In a film that is all about an artist and his craft, you can’t help but think that writer/director/star Jon Favreau is speaking about his experience in the “big time” with his latest film. Set in Los Angeles, Miami, and everywhere in between, Favreau uses a chef and his food to illustrate what the studio system is like today in Hollywood and how he ended up getting to this feature.
Favreau plays Carl Casper, a once prosperous chef who is now divorced and struggling to regain his originality. He works for Riva (Dustin Hoffman) who wants Carl to go by the menu he put out rather than trying to do something different or new. Carl wants to do something new because food critic Ramsey Michel (Oliver Platt) is coming and knows that he will not be impressed with what the menu has to offer.
Carl is right as Michel tears him a new one in his review and pushes Carl to not want to follow orders anymore or as Riva put it “just play your hits.” There is something within that phrase that Riva repeats to Carl many times that rings true with Favreau’s career. After hits like Iron Man and Elf, Favreau began to dive into other more studio driven work like his sequel to Iron Man and Cowboys and Aliens, which set him away from studio directing for awhile.
Since Cowboys and Aliens, Favreau went on to direct a few episodes of television before returning to Chef, which seems deeply personal to him.

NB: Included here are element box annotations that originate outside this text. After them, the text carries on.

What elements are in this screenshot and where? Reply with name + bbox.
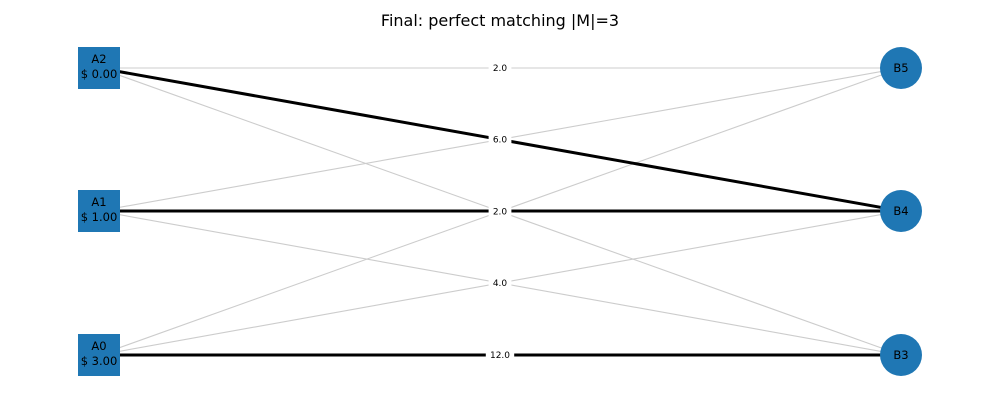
edge-label-layer: 2.0 6.0 2.0 4.0 12.0 bbox=[485, 62, 515, 361]
node-label: A1 bbox=[91, 195, 106, 209]
edge-weight-label: 4.0 bbox=[493, 279, 508, 289]
node-label: B5 bbox=[893, 61, 908, 75]
edge-label-bg bbox=[488, 277, 512, 289]
node-price: $ 0.00 bbox=[81, 67, 118, 81]
node-price: $ 3.00 bbox=[81, 354, 118, 368]
node-label: B3 bbox=[893, 348, 908, 362]
node-square bbox=[78, 190, 120, 232]
node-square bbox=[78, 47, 120, 89]
node-label: A0 bbox=[91, 339, 106, 353]
edge-weight-label: 2.0 bbox=[493, 208, 508, 218]
node-A1: A1$ 1.00 bbox=[78, 190, 120, 232]
node-B5: B5 bbox=[880, 47, 922, 89]
node-square bbox=[78, 334, 120, 376]
node-B3: B3 bbox=[880, 334, 922, 376]
diagram-title: Final: perfect matching |M|=3 bbox=[380, 11, 620, 30]
node-circle bbox=[880, 334, 922, 376]
node-B4: B4 bbox=[880, 190, 922, 232]
edge-weight-label: 2.0 bbox=[493, 64, 508, 74]
edge-label-bg bbox=[488, 133, 512, 146]
node-A0: A0$ 3.00 bbox=[78, 334, 120, 376]
edge-label-bg bbox=[488, 62, 512, 74]
edge-weight-label: 12.0 bbox=[490, 351, 510, 361]
node-price: $ 1.00 bbox=[81, 210, 118, 224]
node-circle bbox=[880, 190, 922, 232]
node-label: B4 bbox=[893, 204, 908, 218]
node-label: A2 bbox=[91, 52, 106, 66]
node-circle bbox=[880, 47, 922, 89]
edge-label-bg bbox=[485, 349, 515, 361]
node-A2: A2$ 0.00 bbox=[78, 47, 120, 89]
edge-weight-label: 6.0 bbox=[493, 136, 508, 146]
edge-label-bg bbox=[488, 205, 512, 218]
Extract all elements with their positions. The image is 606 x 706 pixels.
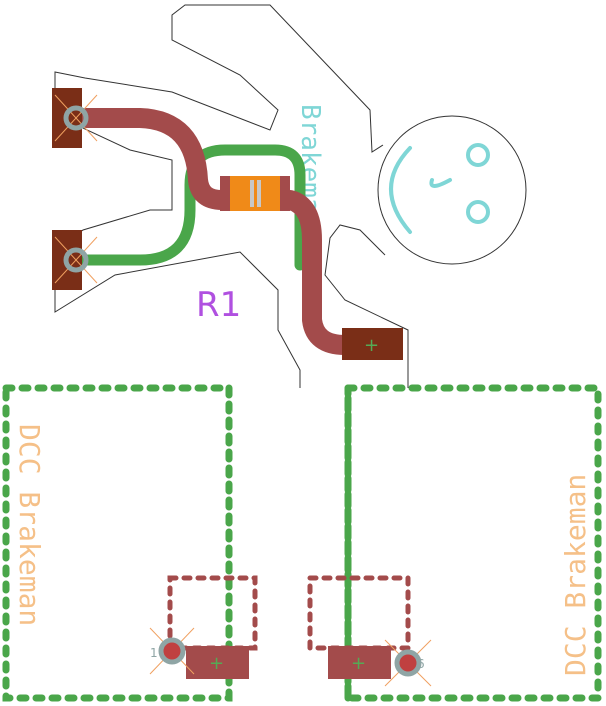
via-lower-2 — [384, 639, 432, 687]
smd-pads-lower: + + — [186, 646, 391, 679]
face-nose — [429, 178, 452, 188]
top-copper-traces — [65, 108, 400, 355]
red-trace-left — [65, 108, 295, 210]
red-trace-right — [280, 190, 400, 355]
vias-lower: 1 6 — [149, 627, 432, 687]
right-panel-text: DCC Brakeman — [559, 474, 592, 676]
pad1-number: 1 — [150, 646, 158, 660]
right-panel-outline — [344, 384, 602, 702]
pad2-number: 6 — [417, 657, 425, 671]
outline-head-circle — [377, 115, 527, 265]
via-upper-1 — [54, 94, 98, 142]
vias-upper — [54, 94, 98, 284]
left-panel-outline — [2, 384, 233, 702]
outline-right-body — [324, 224, 409, 388]
face-mouth — [389, 146, 412, 234]
pad-left-lower — [186, 646, 249, 679]
face-eye-bottom — [466, 200, 490, 224]
left-panel-text: DCC Brakeman — [13, 424, 46, 626]
via-lower-1 — [149, 627, 195, 675]
pad-right-lead — [342, 328, 403, 360]
resistor-icon — [220, 176, 290, 211]
part-ref-label: R1 — [196, 285, 241, 325]
pad-right-lower — [328, 646, 391, 679]
plus-marker-right-pad: + — [351, 653, 366, 674]
smiley-face-icon — [389, 143, 490, 234]
plus-marker-left-pad: + — [209, 653, 224, 674]
face-eye-top — [466, 143, 490, 167]
via-upper-2 — [54, 236, 98, 284]
plus-marker-right-lead: + — [364, 335, 379, 356]
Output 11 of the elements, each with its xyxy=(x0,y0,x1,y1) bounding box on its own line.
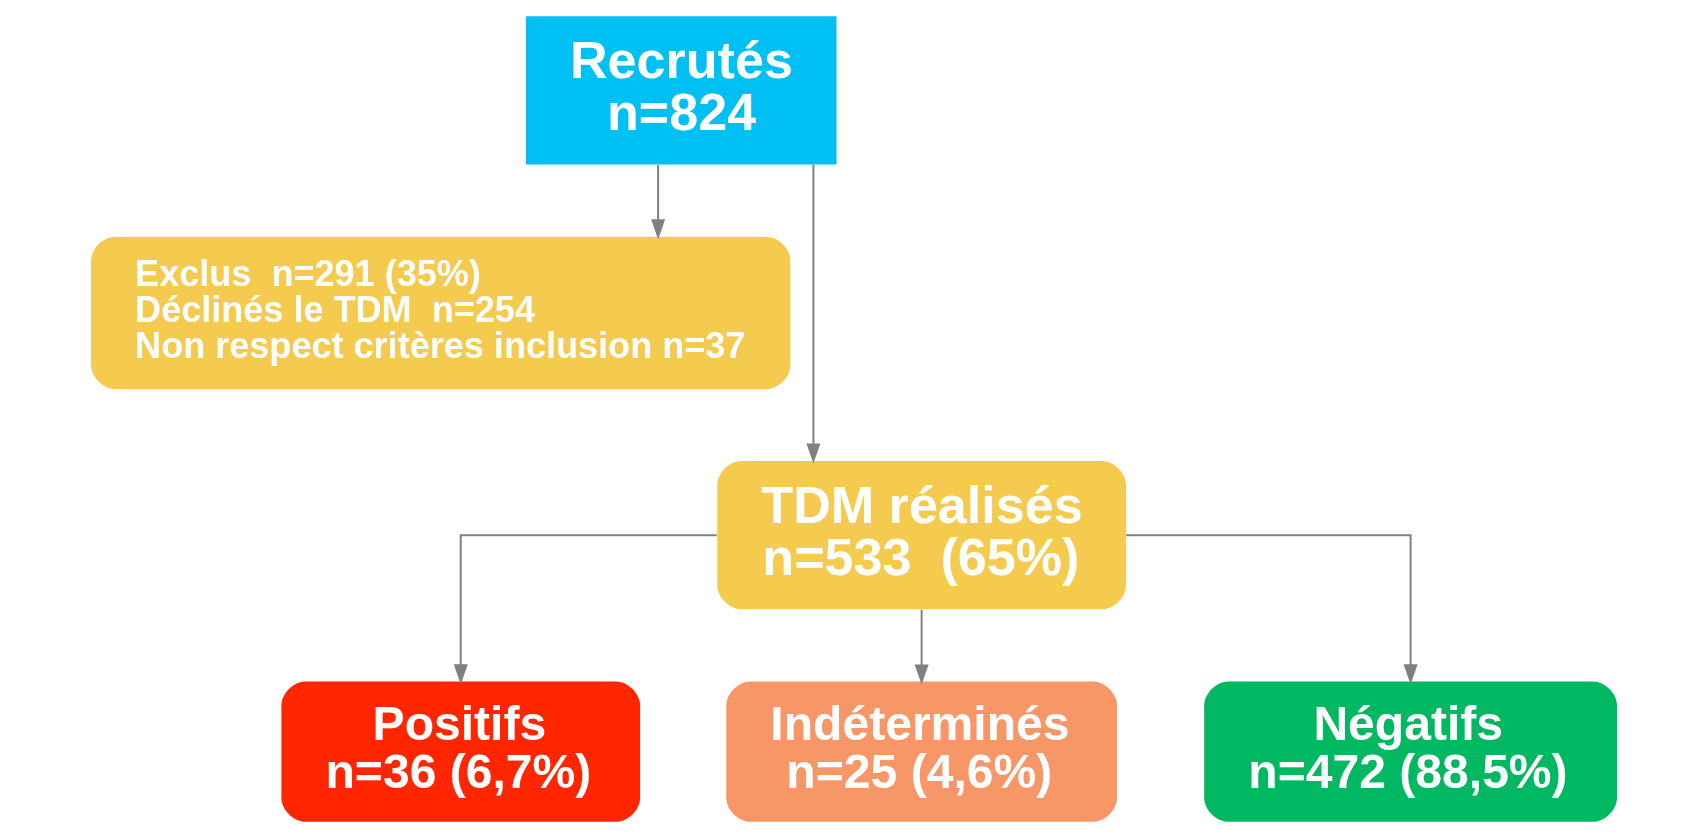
node-box: TDM réalisés n=533 (65%) xyxy=(716,461,1126,610)
node-box: Négatifs n=472 (88,5%) xyxy=(1203,681,1617,822)
arrow xyxy=(453,534,718,685)
arrow xyxy=(805,163,820,464)
node-box: Exclus n=291 (35%) Déclinés le TDM n=254 Non respect critères inclusion n=37 xyxy=(90,236,790,389)
arrow xyxy=(650,164,665,240)
node-box: Positifs n=36 (6,7%) xyxy=(280,681,640,822)
arrow xyxy=(914,608,929,685)
arrow xyxy=(1124,534,1418,685)
node-box: Recrutés n=824 xyxy=(525,16,836,165)
node-box: Indéterminés n=25 (4,6%) xyxy=(725,681,1117,822)
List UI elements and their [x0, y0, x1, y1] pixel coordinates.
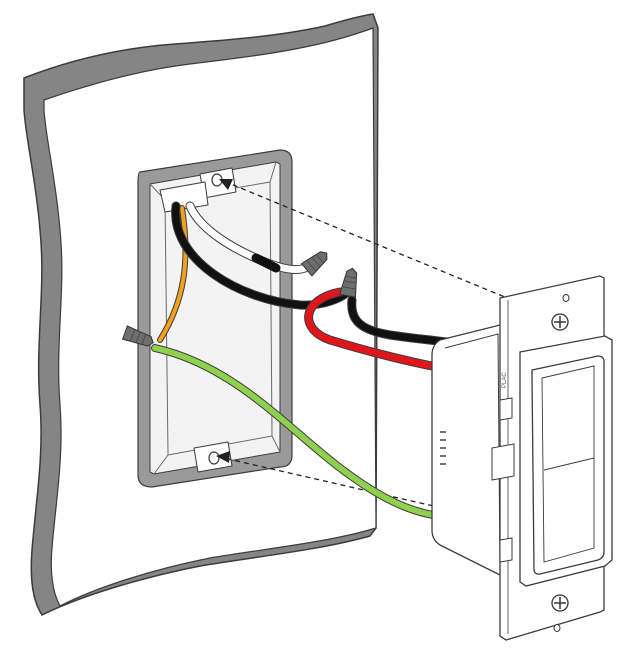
- strap-top-hole: [562, 294, 570, 302]
- bottom-arrowhead: [216, 451, 230, 463]
- wire-nut-icon: [339, 267, 358, 298]
- wire-nut-icon: [300, 251, 328, 277]
- wires: [151, 201, 453, 520]
- wire-nut-ground: [121, 325, 154, 347]
- electrical-box: [137, 149, 293, 488]
- top-arrow-line: [225, 181, 513, 301]
- strap-bottom-hole: [553, 624, 561, 632]
- rocker-paddle: [531, 355, 605, 575]
- wire-nut-hot: [339, 267, 358, 298]
- top-screw: [551, 313, 569, 331]
- wire-nut-icon: [121, 325, 154, 347]
- side-clip-top: [499, 397, 513, 421]
- bottom-mounting-hole: [208, 451, 220, 465]
- switch-tiny-label: PLAC: [502, 372, 508, 388]
- rocker-split-line: [543, 457, 595, 471]
- yellow-wire: [158, 206, 188, 342]
- white-wire-tape: [251, 253, 281, 273]
- green-ground-wire: [152, 345, 443, 519]
- red-wire: [305, 288, 446, 372]
- vent-slots: [440, 431, 446, 465]
- wire-nut-neutral: [300, 251, 328, 277]
- black-load-wire: [348, 296, 452, 346]
- top-arrowhead: [219, 179, 233, 190]
- switch-assembly: PLAC: [431, 275, 613, 641]
- black-supply-wire: [172, 202, 354, 309]
- rocker-inner: [541, 365, 595, 563]
- side-clip-middle: [491, 443, 515, 481]
- side-clip-bottom: [499, 537, 513, 563]
- switch-body: [431, 324, 513, 576]
- switch-body-edge: [444, 333, 501, 573]
- bottom-screw: [551, 594, 569, 612]
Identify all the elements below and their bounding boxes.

That affection for this bled through and made what was a rather cliche plot feel fresh and fun to be in. We’ve seen the father and son trying to re-connect before, the lost all hope hero looking to regain form or re-invent himself, and the reconciliation of a family broken, but what works so well for Favreau and this cast is the charisma that he and players like John Leguizamo who have a charm to them and make the story feel fresher than it really is.
Favreau is clearly an artist reaching out to the audience and playing a personal piece and I connected with that. It may be cliche and it may be overdone but in this instance and with these people involved, it felt new and it was worth watching. I feel that it is the best thing to recommend from the film because outside of Favreau’s personality, there isn’t anything really deep to touch.
Chef is a personal letter from Jon Favreau to cinema and its audience and it is lovely. The performances are great, the music is charming, and the film hardly lets you down. It may come up as cheesy and cliche at times but it has a good heart and is a sweethearted movie that deserves a shot.